One of several big debates in education right now is the debate over participation marks within the schools. Generally speaking, I personally am not in favor of participation marks, but I recognize that the situation is the biggest determinant over whether it should be appropriate. In other words, participation marks should change based on the class, the school, the subject, and the age, among other things. Growing up, participation marks were common in almost every class, and in some cases, were worth a significant chunk of the final grade. Likewise, attendance marks permeated most areas of my education. Critics will tell you, and I tend to agree, that the problem with participation/attendance marks is that they don’t measure anything of significance – a student who learns nothing, but makes a point of asking a question every class, could theoretically get a better grade than a student who excels at the course, but is shy. However, there may still be a place for this grading practice in schools, albeit heavily modified to better reflect outcomes and learner needs.
This post from the Teaching Professor Blog, written by Maryellen Weimar, explores an alternative way of assigning participation marks. She and her colleague, Lolita Paff, note that participation (and attendance) marks are really intended to measure a student’s engagement with the course material – which is distinct from being loud and/or present-in-body-only. They use a point system to reward attentive, engaged learners – students who volunteer in class, are consistently on-time, who have their homework ready to be submitted, and participate positively in group work situations earn tickets. Those tickets can then be added, at a students discretion, as a bonus point on a major exam. This strategy emphasizes independent behaviour regulation and demonstrating active learning skills; the fact that it is not applied wholesale means that there is added value, and that students are earning it, rather than it being handed to them.
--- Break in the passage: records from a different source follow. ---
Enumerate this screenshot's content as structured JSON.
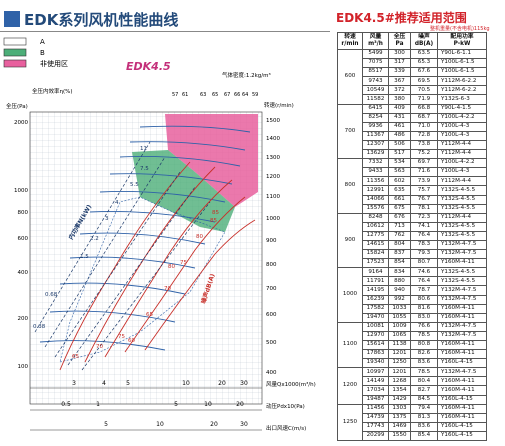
{
  "header": {
    "title": "EDK系列风机性能曲线",
    "table_title": "EDK4.5#推荐适用范围",
    "table_subtitle": "整机重量(不含电机)115kg"
  },
  "chart": {
    "model": "EDK4.5",
    "density_note": "气体密度:1.2kg/m³",
    "legend": [
      {
        "label": "A",
        "color": "#ffffff"
      },
      {
        "label": "B",
        "color": "#4cae78"
      },
      {
        "label": "非使用区",
        "color": "#e8609e"
      }
    ],
    "left_axis_title": "全压(Pa)",
    "left_ticks": [
      2000,
      1000,
      800,
      600,
      400,
      200,
      100
    ],
    "right_axis_title": "转速(r/min)",
    "right_ticks": [
      1500,
      1400,
      1300,
      1200,
      1100,
      1000,
      900,
      800,
      700,
      600,
      500,
      400
    ],
    "eff_axis_title": "全压内效率η(%)",
    "eff_top_labels": [
      "57",
      "61",
      "63",
      "65",
      "67",
      "66",
      "64",
      "59"
    ],
    "eff_mid_labels": [
      "65",
      "70",
      "75",
      "80",
      "85"
    ],
    "power_axis_label": "内功率N(kW)",
    "power_labels": [
      "11",
      "7.5",
      "5.5",
      "4",
      "3",
      "2.2",
      "1.5",
      "0.68",
      "0.38"
    ],
    "noise_axis_label": "噪声dB(A)",
    "noise_labels": [
      "85",
      "80",
      "75",
      "70",
      "65",
      "60"
    ],
    "flow_axis_title": "风量Qx1000(m³/h)",
    "flow_ticks": [
      "3",
      "4",
      "5",
      "10",
      "20",
      "30"
    ],
    "dyn_axis_title": "动压Pdx10(Pa)",
    "dyn_ticks": [
      "0.5",
      "1",
      "5",
      "10",
      "20"
    ],
    "vel_axis_title": "出口风速C(m/s)",
    "vel_ticks": [
      "5",
      "10",
      "20",
      "30"
    ]
  },
  "table": {
    "headers": [
      "转速\nr/min",
      "风量\nm³/h",
      "全压\nPa",
      "噪声\ndB(A)",
      "配用功率\nP-kW"
    ],
    "groups": [
      {
        "speed": "600",
        "rows": [
          [
            "5499",
            "300",
            "63.5",
            "Y90L-6-1.1"
          ],
          [
            "7075",
            "317",
            "65.3",
            "Y100L-6-1.5"
          ],
          [
            "8517",
            "339",
            "67.6",
            "Y100L-6-1.5"
          ],
          [
            "9743",
            "367",
            "69.5",
            "Y112M-6-2.2"
          ],
          [
            "10549",
            "372",
            "70.5",
            "Y112M-6-2.2"
          ],
          [
            "11582",
            "380",
            "71.9",
            "Y132S-6-3"
          ]
        ]
      },
      {
        "speed": "700",
        "rows": [
          [
            "6415",
            "409",
            "66.8",
            "Y90L-4-1.5"
          ],
          [
            "8254",
            "431",
            "68.7",
            "Y100L-4-2.2"
          ],
          [
            "9936",
            "461",
            "71.0",
            "Y100L-4-3"
          ],
          [
            "11367",
            "486",
            "72.8",
            "Y100L-4-3"
          ],
          [
            "12307",
            "506",
            "73.8",
            "Y112M-4-4"
          ],
          [
            "13629",
            "517",
            "75.2",
            "Y112M-4-4"
          ]
        ]
      },
      {
        "speed": "800",
        "rows": [
          [
            "7332",
            "534",
            "69.7",
            "Y100L-4-2.2"
          ],
          [
            "9433",
            "563",
            "71.6",
            "Y100L-4-3"
          ],
          [
            "11356",
            "602",
            "73.9",
            "Y112M-4-4"
          ],
          [
            "12991",
            "635",
            "75.7",
            "Y132S-4-5.5"
          ],
          [
            "14066",
            "661",
            "76.7",
            "Y132S-4-5.5"
          ],
          [
            "15576",
            "675",
            "78.1",
            "Y132S-4-5.5"
          ]
        ]
      },
      {
        "speed": "900",
        "rows": [
          [
            "8248",
            "676",
            "72.3",
            "Y112M-4-4"
          ],
          [
            "10612",
            "713",
            "74.1",
            "Y132S-4-5.5"
          ],
          [
            "12775",
            "762",
            "76.4",
            "Y132S-4-5.5"
          ],
          [
            "14615",
            "804",
            "78.3",
            "Y132M-4-7.5"
          ],
          [
            "15824",
            "837",
            "79.3",
            "Y132M-4-7.5"
          ],
          [
            "17523",
            "854",
            "80.7",
            "Y160M-4-11"
          ]
        ]
      },
      {
        "speed": "1000",
        "rows": [
          [
            "9164",
            "834",
            "74.6",
            "Y132S-4-5.5"
          ],
          [
            "11791",
            "880",
            "76.4",
            "Y132S-4-5.5"
          ],
          [
            "14195",
            "940",
            "78.7",
            "Y132M-4-7.5"
          ],
          [
            "16239",
            "992",
            "80.6",
            "Y132M-4-7.5"
          ],
          [
            "17582",
            "1033",
            "81.6",
            "Y160M-4-11"
          ],
          [
            "19470",
            "1055",
            "83.0",
            "Y160M-4-11"
          ]
        ]
      },
      {
        "speed": "1100",
        "rows": [
          [
            "10081",
            "1009",
            "76.6",
            "Y132M-4-7.5"
          ],
          [
            "12970",
            "1065",
            "78.5",
            "Y132M-4-7.5"
          ],
          [
            "15614",
            "1138",
            "80.8",
            "Y160M-4-11"
          ],
          [
            "17863",
            "1201",
            "82.6",
            "Y160M-4-11"
          ],
          [
            "19340",
            "1250",
            "83.6",
            "Y160L-4-15"
          ]
        ]
      },
      {
        "speed": "1200",
        "rows": [
          [
            "10997",
            "1201",
            "78.5",
            "Y132M-4-7.5"
          ],
          [
            "14149",
            "1268",
            "80.4",
            "Y160M-4-11"
          ],
          [
            "17034",
            "1354",
            "82.7",
            "Y160M-4-11"
          ],
          [
            "19487",
            "1429",
            "84.5",
            "Y160L-4-15"
          ]
        ]
      },
      {
        "speed": "1250",
        "rows": [
          [
            "11456",
            "1303",
            "79.4",
            "Y160M-4-11"
          ],
          [
            "14739",
            "1375",
            "81.3",
            "Y160M-4-11"
          ],
          [
            "17743",
            "1469",
            "83.6",
            "Y160L-4-15"
          ],
          [
            "20299",
            "1550",
            "85.4",
            "Y160L-4-15"
          ]
        ]
      }
    ]
  }
}
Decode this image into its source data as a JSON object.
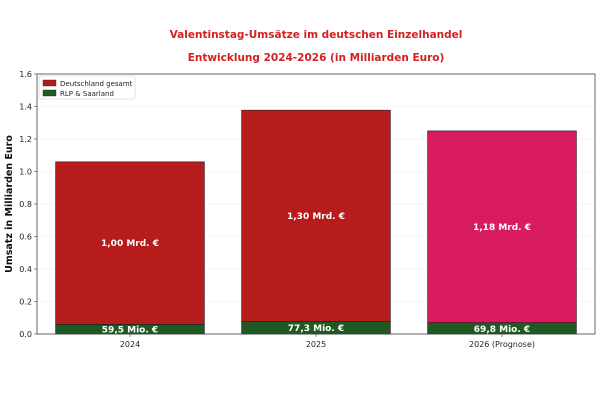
{
  "chart_data": {
    "type": "bar",
    "stacked": true,
    "title": "Valentinstag-Umsätze im deutschen Einzelhandel",
    "subtitle": "Entwicklung 2024-2026 (in Milliarden Euro)",
    "xlabel": "",
    "ylabel": "Umsatz in Milliarden Euro",
    "ylim": [
      0,
      1.6
    ],
    "yticks": [
      "0.0",
      "0.2",
      "0.4",
      "0.6",
      "0.8",
      "1.0",
      "1.2",
      "1.4",
      "1.6"
    ],
    "grid": true,
    "legend_position": "top-left",
    "categories": [
      "2024",
      "2025",
      "2026 (Prognose)"
    ],
    "series": [
      {
        "name": "RLP & Saarland",
        "values": [
          0.0595,
          0.0773,
          0.0698
        ],
        "labels": [
          "59,5 Mio. €",
          "77,3 Mio. €",
          "69,8 Mio. €"
        ],
        "colors": [
          "#1e5a22",
          "#1e5a22",
          "#1e5a22"
        ]
      },
      {
        "name": "Deutschland gesamt",
        "values": [
          1.0,
          1.3,
          1.18
        ],
        "labels": [
          "1,00 Mrd. €",
          "1,30 Mrd. €",
          "1,18 Mrd. €"
        ],
        "colors": [
          "#b71c1c",
          "#b71c1c",
          "#d81b60"
        ]
      }
    ],
    "legend": [
      "Deutschland gesamt",
      "RLP & Saarland"
    ],
    "legend_colors": [
      "#b71c1c",
      "#1e5a22"
    ]
  }
}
On the other hand, there are some who see no use whatsoever for participation marks, of any kind. Ashley Squire lists a number of arguments against participation marks here. Among them, the fact that it is difficult to calculate consistently and that by its very nature is vague – both reason enough to question its legitimacy, because honestly, what is really being assessed? What are you asking of your students? More importantly, though, participation marks rarely do what they’re intended to, which is to encourage meaningful contribution and discourage “slacking off”. The students who will be most affected by a participation grade are those who don’t “earn” it – extremely introverted students, those will anxiety issues or learning disabilities, those who don’t have the necessary language competency, or those who don’t feel that they are well-liked by others (or have nothing of value to contribute). Ask yourself: what type of learning environment do participation marks create?
I realize I don’t have a lot of in-classroom experience, and maybe my views will change over the next year, but traditional participation marks don’t seem to have much, if any, value in the classroom. I liked Weimar’s alternative approach, and is something I might try in the classroom myself; but it’s hard to argue with Squire’s logic against the rarely-effective effort mark.